Updated 7 days ago on . Most recent reply

How are you running the numbers on BRRR deals?
I've been looking more closely at BRRR strategies lately, and I'm realizing the analysis feels a lot more complex than a straight rental deal. It's not just cash flow — I'm also trying to account for rehab costs, refinance terms, and how much equity I can actually pull back out.
Curious how others here approach it: do you build out your own spreadsheet, stick to a simple formula, or have another way of keeping the moving pieces straight?
I've been experimenting with some ways to speed this up, but I'd love to hear what's been working best for you all when it comes to BRRR analysis.
Most Popular Reply

You're right—BRRR has more moving parts.

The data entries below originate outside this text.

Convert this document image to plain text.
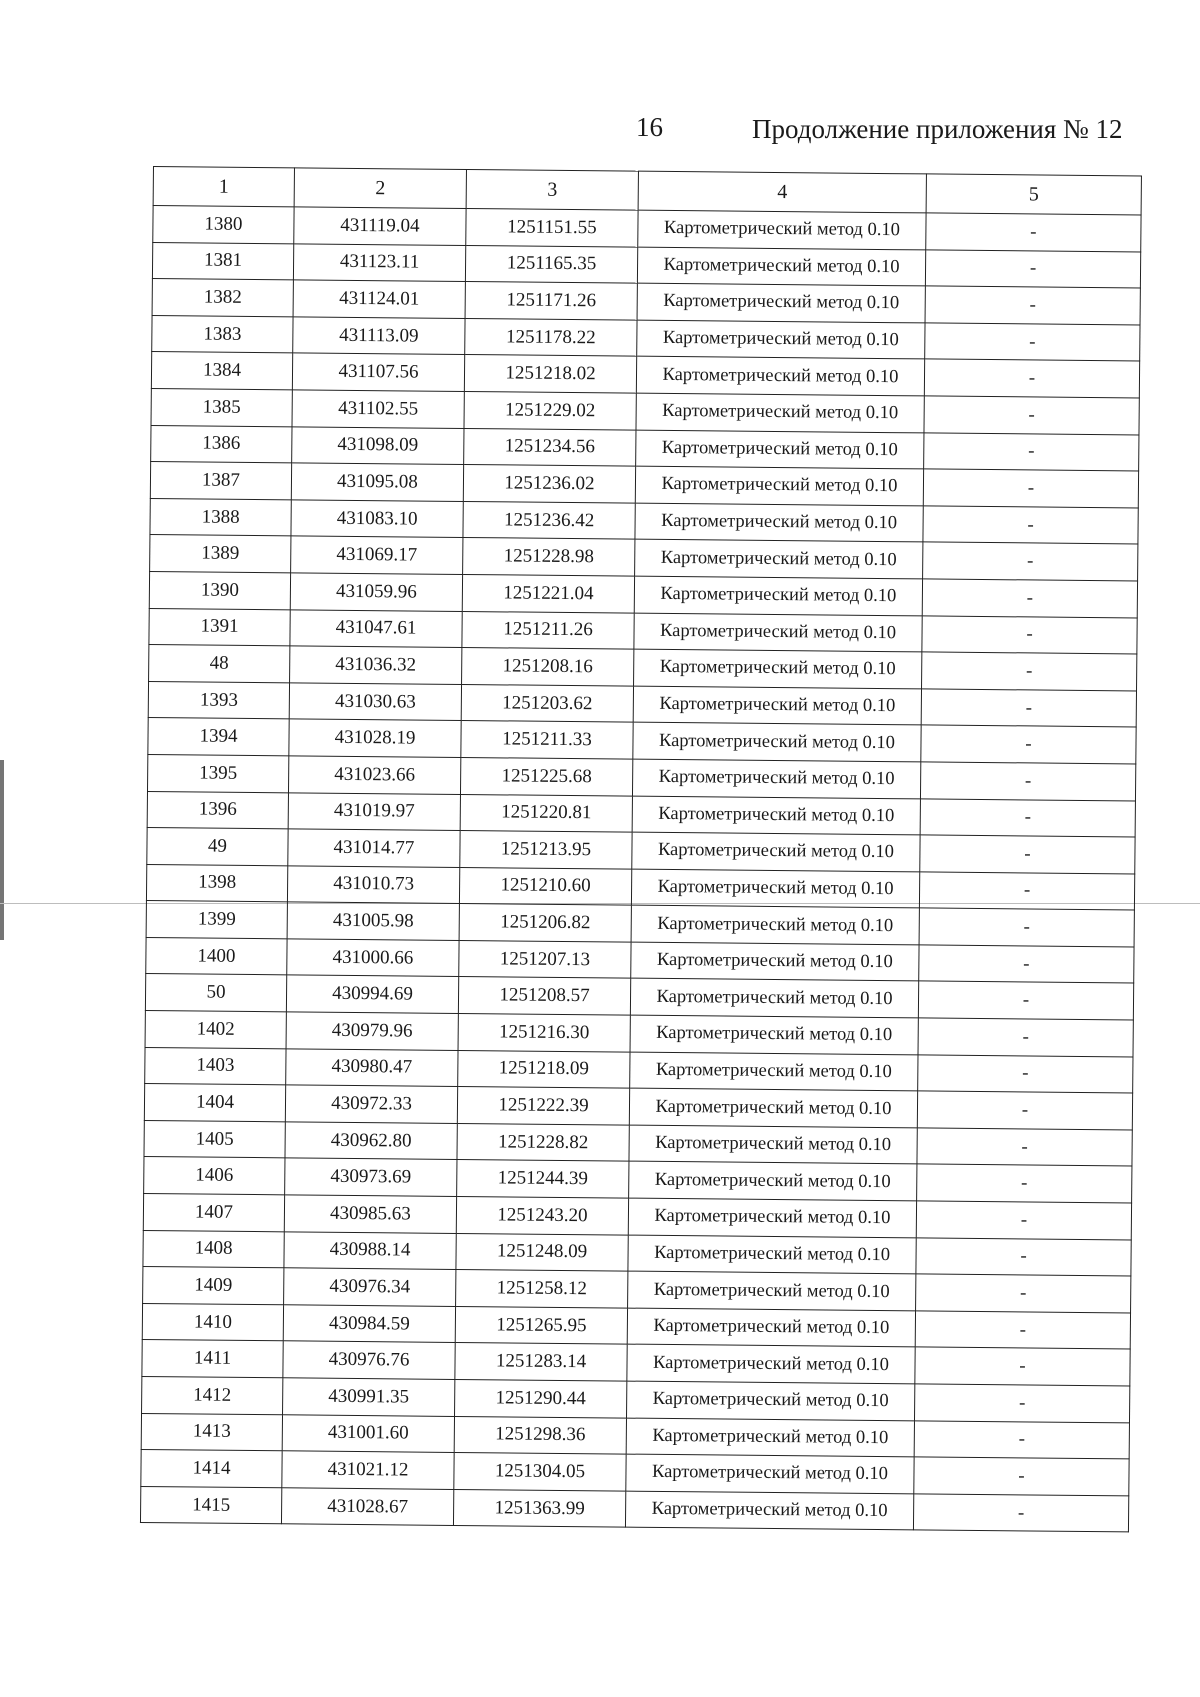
16	Продолжение приложения № 12
1	2	3	4	5
1380	431119.04	1251151.55	Картометрический метод 0.10	-
1381	431123.11	1251165.35	Картометрический метод 0.10	-
1382	431124.01	1251171.26	Картометрический метод 0.10	-
1383	431113.09	1251178.22	Картометрический метод 0.10	-
1384	431107.56	1251218.02	Картометрический метод 0.10	-
1385	431102.55	1251229.02	Картометрический метод 0.10	-
1386	431098.09	1251234.56	Картометрический метод 0.10	-
1387	431095.08	1251236.02	Картометрический метод 0.10	-
1388	431083.10	1251236.42	Картометрический метод 0.10	-
1389	431069.17	1251228.98	Картометрический метод 0.10	-
1390	431059.96	1251221.04	Картометрический метод 0.10	-
1391	431047.61	1251211.26	Картометрический метод 0.10	-
48	431036.32	1251208.16	Картометрический метод 0.10	-
1393	431030.63	1251203.62	Картометрический метод 0.10	-
1394	431028.19	1251211.33	Картометрический метод 0.10	-
1395	431023.66	1251225.68	Картометрический метод 0.10	-
1396	431019.97	1251220.81	Картометрический метод 0.10	-
49	431014.77	1251213.95	Картометрический метод 0.10	-
1398	431010.73	1251210.60	Картометрический метод 0.10	-
1399	431005.98	1251206.82	Картометрический метод 0.10	-
1400	431000.66	1251207.13	Картометрический метод 0.10	-
50	430994.69	1251208.57	Картометрический метод 0.10	-
1402	430979.96	1251216.30	Картометрический метод 0.10	-
1403	430980.47	1251218.09	Картометрический метод 0.10	-
1404	430972.33	1251222.39	Картометрический метод 0.10	-
1405	430962.80	1251228.82	Картометрический метод 0.10	-
1406	430973.69	1251244.39	Картометрический метод 0.10	-
1407	430985.63	1251243.20	Картометрический метод 0.10	-
1408	430988.14	1251248.09	Картометрический метод 0.10	-
1409	430976.34	1251258.12	Картометрический метод 0.10	-
1410	430984.59	1251265.95	Картометрический метод 0.10	-
1411	430976.76	1251283.14	Картометрический метод 0.10	-
1412	430991.35	1251290.44	Картометрический метод 0.10	-
1413	431001.60	1251298.36	Картометрический метод 0.10	-
1414	431021.12	1251304.05	Картометрический метод 0.10	-
1415	431028.67	1251363.99	Картометрический метод 0.10	-
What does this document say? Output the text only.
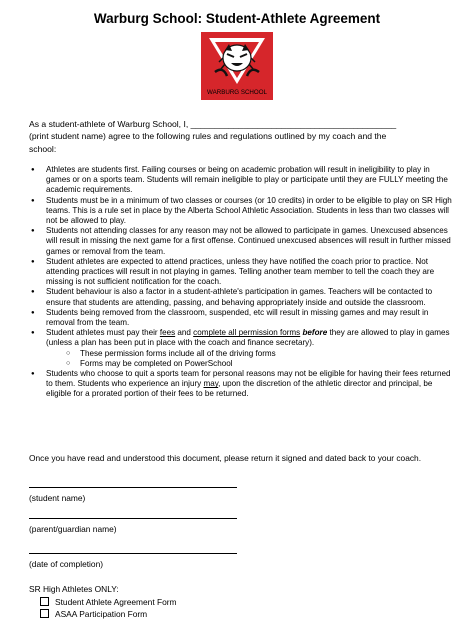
Warburg School: Student-Athlete Agreement
WARBURG SCHOOL

As a student-athlete of Warburg School, I, ___________________________________________

(print student name) agree to the following rules and regulations outlined by my coach and the

school:

● Athletes are students first. Failing courses or being on academic probation will result in ineligibility to play in games or on a sports team. Students will remain ineligible to play or participate until they are FULLY meeting the academic requirements.
● Students must be in a minimum of two classes or courses (or 10 credits) in order to be eligible to play on SR High teams. This is a rule set in place by the Alberta School Athletic Association. Students in less than two classes will not be allowed to play.
● Students not attending classes for any reason may not be allowed to participate in games. Unexcused absences will result in missing the next game for a first offense. Continued unexcused absences will result in further missed games or removal from the team.
● Student athletes are expected to attend practices, unless they have notified the coach prior to practice. Not attending practices will result in not playing in games. Telling another team member to tell the coach they are missing is not sufficient notification for the coach.
● Student behaviour is also a factor in a student-athlete's participation in games. Teachers will be contacted to ensure that students are attending, passing, and behaving appropriately inside and outside the classroom.
● Students being removed from the classroom, suspended, etc will result in missing games and may result in removal from the team.
● Student athletes must pay their fees and complete all permission forms before they are allowed to play in games (unless a plan has been put in place with the coach and finance secretary).
○ These permission forms include all of the driving forms
○ Forms may be completed on PowerSchool
● Students who choose to quit a sports team for personal reasons may not be eligible for having their fees returned to them. Students who experience an injury may, upon the discretion of the athletic director and principal, be eligible for a prorated portion of their fees to be returned.
Once you have read and understood this document, please return it signed and dated back to your coach.
(student name)
(parent/guardian name)
(date of completion)
SR High Athletes ONLY:
Student Athlete Agreement Form
ASAA Participation Form
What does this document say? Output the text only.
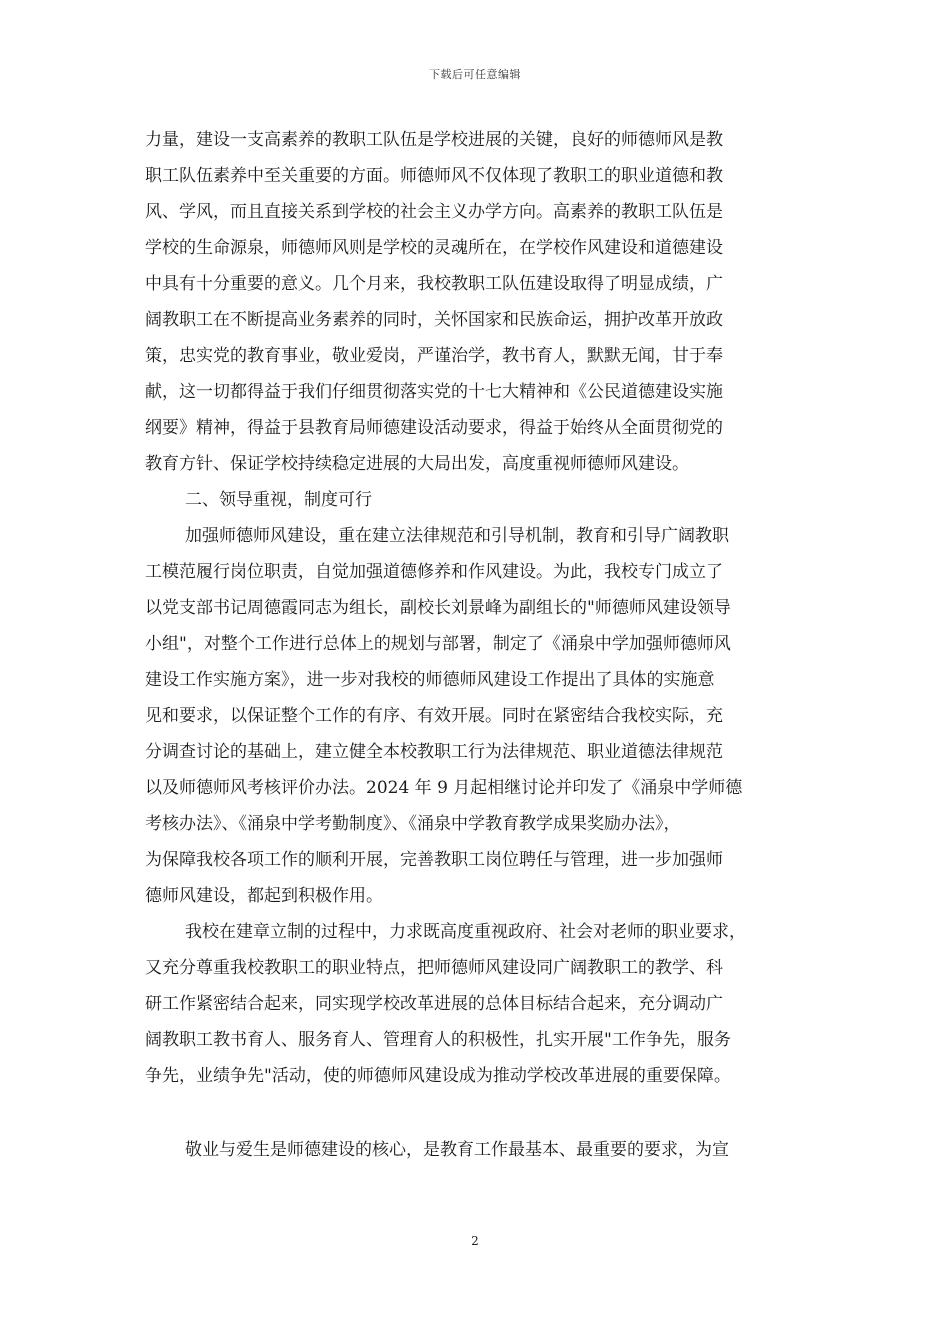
下载后可任意编辑
力量，建设一支高素养的教职工队伍是学校进展的关键，良好的师德师风是教
职工队伍素养中至关重要的方面。师德师风不仅体现了教职工的职业道德和教
风、学风，而且直接关系到学校的社会主义办学方向。高素养的教职工队伍是
学校的生命源泉，师德师风则是学校的灵魂所在，在学校作风建设和道德建设
中具有十分重要的意义。几个月来，我校教职工队伍建设取得了明显成绩，广
阔教职工在不断提高业务素养的同时，关怀国家和民族命运，拥护改革开放政
策，忠实党的教育事业，敬业爱岗，严谨治学，教书育人，默默无闻，甘于奉
献，这一切都得益于我们仔细贯彻落实党的十七大精神和《公民道德建设实施
纲要》精神，得益于县教育局师德建设活动要求，得益于始终从全面贯彻党的
教育方针、保证学校持续稳定进展的大局出发，高度重视师德师风建设。
二、领导重视，制度可行
加强师德师风建设，重在建立法律规范和引导机制，教育和引导广阔教职
工模范履行岗位职责，自觉加强道德修养和作风建设。为此，我校专门成立了
以党支部书记周德霞同志为组长，副校长刘景峰为副组长的"师德师风建设领导
小组"，对整个工作进行总体上的规划与部署，制定了《涌泉中学加强师德师风
建设工作实施方案》，进一步对我校的师德师风建设工作提出了具体的实施意
见和要求，以保证整个工作的有序、有效开展。同时在紧密结合我校实际，充
分调查讨论的基础上，建立健全本校教职工行为法律规范、职业道德法律规范
以及师德师风考核评价办法。2024 年 9 月起相继讨论并印发了《涌泉中学师德
考核办法》、《涌泉中学考勤制度》、《涌泉中学教育教学成果奖励办法》，
为保障我校各项工作的顺利开展，完善教职工岗位聘任与管理，进一步加强师
德师风建设，都起到积极作用。
我校在建章立制的过程中，力求既高度重视政府、社会对老师的职业要求，
又充分尊重我校教职工的职业特点，把师德师风建设同广阔教职工的教学、科
研工作紧密结合起来，同实现学校改革进展的总体目标结合起来，充分调动广
阔教职工教书育人、服务育人、管理育人的积极性，扎实开展"工作争先，服务
争先，业绩争先"活动，使的师德师风建设成为推动学校改革进展的重要保障。
敬业与爱生是师德建设的核心，是教育工作最基本、最重要的要求，为宣
2
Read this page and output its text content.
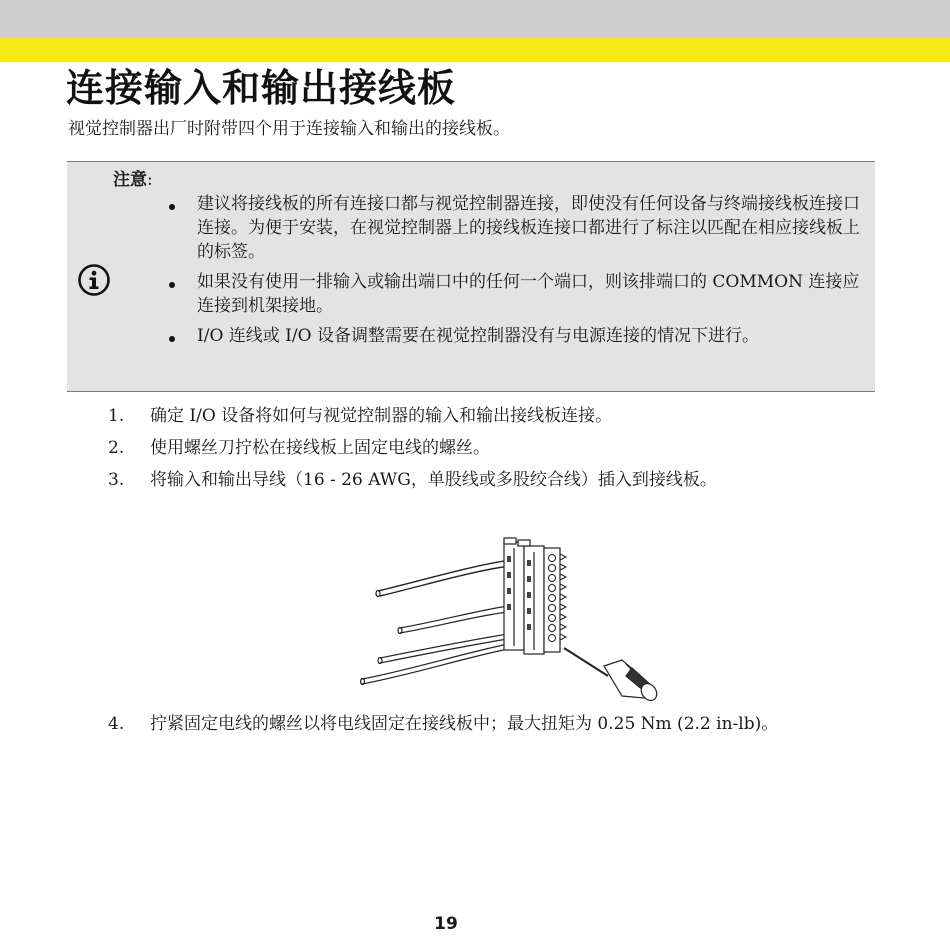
连接输入和输出接线板
视觉控制器出厂时附带四个用于连接输入和输出的接线板。
注意:
建议将接线板的所有连接口都与视觉控制器连接，即使没有任何设备与终端接线板连接口连接。为便于安装，在视觉控制器上的接线板连接口都进行了标注以匹配在相应接线板上的标签。
如果没有使用一排输入或输出端口中的任何一个端口，则该排端口的 COMMON 连接应连接到机架接地。
I/O 连线或 I/O 设备调整需要在视觉控制器没有与电源连接的情况下进行。
1. 确定 I/O 设备将如何与视觉控制器的输入和输出接线板连接。
2. 使用螺丝刀拧松在接线板上固定电线的螺丝。
3. 将输入和输出导线（16 - 26 AWG，单股线或多股绞合线）插入到接线板。
4. 拧紧固定电线的螺丝以将电线固定在接线板中；最大扭矩为 0.25 Nm (2.2 in-lb)。
19
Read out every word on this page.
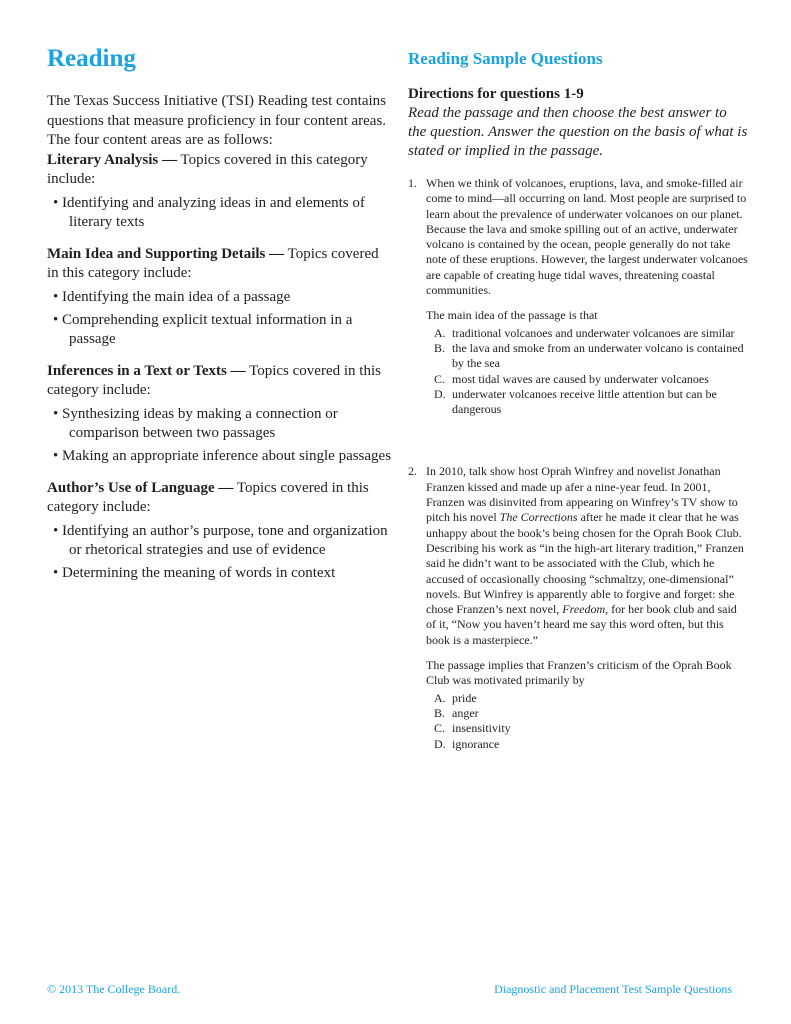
Reading

The Texas Success Initiative (TSI) Reading test contains questions that measure proficiency in four content areas. The four content areas are as follows:

Literary Analysis — Topics covered in this category include:

• Identifying and analyzing ideas in and elements of literary texts

Main Idea and Supporting Details — Topics covered in this category include:

• Identifying the main idea of a passage
• Comprehending explicit textual information in a passage

Inferences in a Text or Texts — Topics covered in this category include:

• Synthesizing ideas by making a connection or comparison between two passages
• Making an appropriate inference about single passages

Author’s Use of Language — Topics covered in this category include:

• Identifying an author’s purpose, tone and organization or rhetorical strategies and use of evidence
• Determining the meaning of words in context
Reading Sample Questions

Directions for questions 1-9

Read the passage and then choose the best answer to the question. Answer the question on the basis of what is stated or implied in the passage.

1. When we think of volcanoes, eruptions, lava, and smoke-filled air come to mind—all occurring on land. Most people are surprised to learn about the prevalence of underwater volcanoes on our planet. Because the lava and smoke spilling out of an active, underwater volcano is contained by the ocean, people generally do not take note of these eruptions. However, the largest underwater volcanoes are capable of creating huge tidal waves, threatening coastal communities.

The main idea of the passage is that

A. traditional volcanoes and underwater volcanoes are similar
B. the lava and smoke from an underwater volcano is contained by the sea
C. most tidal waves are caused by underwater volcanoes
D. underwater volcanoes receive little attention but can be dangerous

2. In 2010, talk show host Oprah Winfrey and novelist Jonathan Franzen kissed and made up afer a nine-year feud. In 2001, Franzen was disinvited from appearing on Winfrey’s TV show to pitch his novel The Corrections after he made it clear that he was unhappy about the book’s being chosen for the Oprah Book Club. Describing his work as “in the high-art literary tradition,” Franzen said he didn’t want to be associated with the Club, which he accused of occasionally choosing “schmaltzy, one-dimensional” novels. But Winfrey is apparently able to forgive and forget: she chose Franzen’s next novel, Freedom, for her book club and said of it, “Now you haven’t heard me say this word often, but this book is a masterpiece.”

The passage implies that Franzen’s criticism of the Oprah Book Club was motivated primarily by

A. pride
B. anger
C. insensitivity
D. ignorance
© 2013 The College Board.	Diagnostic and Placement Test Sample Questions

Keep it tight with a five-check "BRRR math":
- Buy: Max offer = ARV minus rehab, minus profit/equity buffer, minus all costs. Use comps you'd bet on.
- Rehab: Scope needs vs wants; add a contingency; tie each line to either rent lift or ARV lift.
- Rent: Pro forma with today’s realistic rent, not best case; include true expenses and reserves.
- Refi: Model two terms scenarios; check seasoning and expected LTV so you know how much cash you can pull; stress-test rate and appraisal.
- Repeat: Ensure you still like cash flow after the new loan and you’re not overlevered.
Use a simple spreadsheet: inputs for ARV, purchase, rehab, holding/closing, rent/expenses, and refi terms; it spits out cash left in, cash flow, and ROI.